The US presidential election process is deeply flawed. It is based more on cults of personality than substantial policies. It is infected by financing from whomever has the deepest pockets. It is about sound bites and publicity rather than policy. Presidential debates exemplify these flaws in the best of times. In the days of Biden versus Trump, the idea of a debate is consumed by them. Will Biden prove himself too old and senile for the job? Will Trump demonstrate his mental unfitness? Who will sling the best insults and jibes? Who will have the wittiest rejoinder, the most withering putdown? 

The presidential debate is the most relevant event to our current culture of distraction and also the least relevant to the serious issues we are actually facing as a nation. It is a play in which both candidates get to act out their animosity and supposed differences. In fact, they are aligned on far too many policies. Both Biden and Trump support Israel’s devastating and ongoing attacks on Gaza. Both Biden and Trump support restricting the rights of asylum-seekers. Both Biden and Trump support the continuation of oil drilling on public lands. 

Biden aligning himself with Trump’s policies, at one level, makes little sense. Not only is Biden adopting the policies of his Republican challenger, he is adopting policies that are unpopular with a majority of the American people.
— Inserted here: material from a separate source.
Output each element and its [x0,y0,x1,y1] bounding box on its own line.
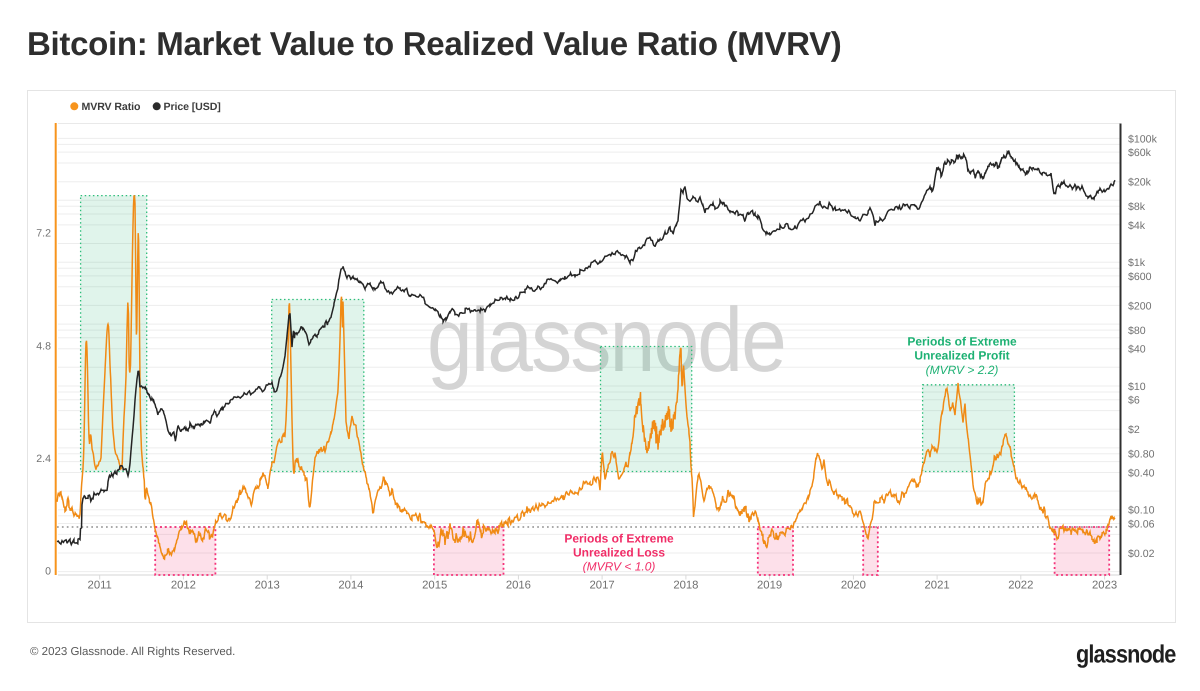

A majority of Americans wants a ceasefire in Gaza. A majority of Americans wants to maintain or increase the number of asylum-seekers we admit, not decrease it. And a majority of Americans wants a decrease in fossil fuel drilling on public lands

But at another level, the agreement of mainstream Democrats and Republicans on these policies makes perfect sense. These are the policies that allow corporate donors to make money, either directly in the case of oil drilling, or by distracting Americans from the real source of our problems – greedy corporate elites – and diverting us to focus on the “hordes of illegals coming to take our jobs” and the “horrid terrorists trying to destroy civilization”. 

These are the policies that the corporate elites want and the ones they will finance. The fact that a majority of Americans disagrees with those policies is irrelevant – unless we take action to press our politicians to act on them. Does that action mean acknowledging that Biden, although problematic, is unquestionably better than Trump, so we pull the lever for him in November and then pressure him to adopt better policies? Does that action mean we refuse to vote for either Biden or Trump and vote for someone more clearly aligned to the policies we want? I can see the argument for either of those courses of action. Either way, I think it is too early to say. 

I am not going to give my support to Biden more than 4 months prior to the election. I don’t need to see him throwing down with Trump on the debate stage tonight. I need to see him making better decisions for the American people between now and November.